The system generates draft responses, which clinicians can edit, personalize or discard. Adoption metrics are tracked directly within Epic, including thumbs-up and thumbs-down feedback loops that inform iterative model tuning. 

Since its full ambulatory rollout earlier this year, ART has generated 40,000 to 50,000 draft responses monthly, supporting message turnaround times that now average less than half a day for 95% of patient messages. 

“The technical win here isn’t just AI,” Kriemelman said. “It’s how tightly it’s integrated into existing Epic workflows, so clinicians don’t have to change how they work.” 

IT infrastructure as an enabler 

Both leaders emphasized that success depends on enterprise IT readiness. Ambient recording, real-time transcription and generative AI require resilient wireless networks, secured endpoints, identity management, device lifecycle governance and continuous monitoring. 

“This kind of AI is unforgiving if your foundation isn’t solid,” Biehl said. “Latency, dropped connections, device issues—those become clinical problems very quickly.” 

The Epic-1 team continues to work closely with infrastructure, security and operations teams as additional AI capabilities move from planning to piloting and production, including inpatient summaries, AI-assisted nursing documentation, revenue cycle automation and analytics enhancements. 

Some tools have already been tested, paused and reworked—underscoring a deliberate, feedback-driven approach. “If it doesn’t deliver value or users aren’t satisfied, we stop and reset,” Biehl said. 

A scalable model for clinical innovation 

Together, Abridge and ART offer a model for how health systems can operationalize AI: tightly integrated, clinician-governed, metrics-driven and supported by enterprise-grade IT platforms. 

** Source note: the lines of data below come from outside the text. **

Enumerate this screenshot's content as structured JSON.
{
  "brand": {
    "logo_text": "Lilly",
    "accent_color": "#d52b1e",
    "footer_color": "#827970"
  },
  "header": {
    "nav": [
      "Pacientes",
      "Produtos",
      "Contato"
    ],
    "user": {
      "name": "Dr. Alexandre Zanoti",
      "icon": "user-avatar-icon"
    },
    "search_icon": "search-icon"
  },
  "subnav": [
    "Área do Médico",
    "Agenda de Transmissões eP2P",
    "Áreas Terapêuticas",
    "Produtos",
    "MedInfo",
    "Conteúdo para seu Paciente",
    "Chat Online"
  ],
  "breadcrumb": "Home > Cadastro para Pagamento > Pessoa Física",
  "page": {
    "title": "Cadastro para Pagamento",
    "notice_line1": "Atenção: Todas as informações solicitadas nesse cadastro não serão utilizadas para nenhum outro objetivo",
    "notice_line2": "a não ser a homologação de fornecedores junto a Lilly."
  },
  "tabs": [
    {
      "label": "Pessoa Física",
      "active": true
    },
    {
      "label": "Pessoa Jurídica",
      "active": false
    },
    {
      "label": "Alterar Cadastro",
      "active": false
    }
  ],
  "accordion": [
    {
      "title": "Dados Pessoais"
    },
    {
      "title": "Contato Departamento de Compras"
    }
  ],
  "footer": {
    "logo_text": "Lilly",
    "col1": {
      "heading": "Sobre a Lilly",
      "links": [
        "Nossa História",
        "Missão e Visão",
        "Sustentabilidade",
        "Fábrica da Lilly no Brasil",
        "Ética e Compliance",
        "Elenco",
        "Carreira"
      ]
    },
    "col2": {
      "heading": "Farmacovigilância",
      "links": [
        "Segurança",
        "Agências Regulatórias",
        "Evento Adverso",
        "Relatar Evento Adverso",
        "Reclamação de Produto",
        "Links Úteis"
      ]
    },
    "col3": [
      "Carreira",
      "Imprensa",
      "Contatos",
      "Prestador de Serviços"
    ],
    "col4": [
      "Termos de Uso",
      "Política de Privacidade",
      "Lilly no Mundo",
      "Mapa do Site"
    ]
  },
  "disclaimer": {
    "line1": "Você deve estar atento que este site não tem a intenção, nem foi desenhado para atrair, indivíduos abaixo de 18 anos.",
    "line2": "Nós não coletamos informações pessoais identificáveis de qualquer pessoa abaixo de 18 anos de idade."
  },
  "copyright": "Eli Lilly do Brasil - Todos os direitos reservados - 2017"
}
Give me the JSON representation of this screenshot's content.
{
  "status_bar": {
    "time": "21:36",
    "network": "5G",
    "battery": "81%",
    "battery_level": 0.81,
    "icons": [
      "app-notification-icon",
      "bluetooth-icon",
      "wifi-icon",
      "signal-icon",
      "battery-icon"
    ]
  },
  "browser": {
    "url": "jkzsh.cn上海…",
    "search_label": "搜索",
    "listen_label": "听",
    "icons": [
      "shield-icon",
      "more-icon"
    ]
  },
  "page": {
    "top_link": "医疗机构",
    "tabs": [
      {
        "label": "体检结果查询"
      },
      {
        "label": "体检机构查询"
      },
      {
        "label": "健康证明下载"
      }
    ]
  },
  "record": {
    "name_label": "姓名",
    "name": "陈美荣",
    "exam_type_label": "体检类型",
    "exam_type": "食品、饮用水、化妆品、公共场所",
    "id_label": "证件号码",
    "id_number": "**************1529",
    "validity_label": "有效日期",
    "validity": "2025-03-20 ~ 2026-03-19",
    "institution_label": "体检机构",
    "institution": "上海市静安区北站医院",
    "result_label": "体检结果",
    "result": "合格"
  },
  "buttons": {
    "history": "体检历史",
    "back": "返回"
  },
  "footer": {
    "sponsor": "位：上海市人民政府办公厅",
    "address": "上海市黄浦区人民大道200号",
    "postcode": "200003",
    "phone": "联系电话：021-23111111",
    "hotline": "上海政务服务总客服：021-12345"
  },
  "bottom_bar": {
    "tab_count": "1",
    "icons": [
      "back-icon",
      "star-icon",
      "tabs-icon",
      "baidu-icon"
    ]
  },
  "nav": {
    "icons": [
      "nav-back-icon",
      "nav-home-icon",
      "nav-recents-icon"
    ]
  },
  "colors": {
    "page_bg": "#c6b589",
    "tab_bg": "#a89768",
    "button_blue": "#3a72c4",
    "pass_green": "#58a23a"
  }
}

“We’re not trying to replace clinicians’ judgment,” Kriemelman said. “We’re using technology to take the administrative weight off so they can practice medicine—and that only works when IT and clinical teams are aligned.” 

As Epic’s AI roadmap continues to expand, leaders said the underlying formula will remain the same: strong infrastructure, thoughtful governance and technology that works quietly in the background—so clinicians can stay focused on patients.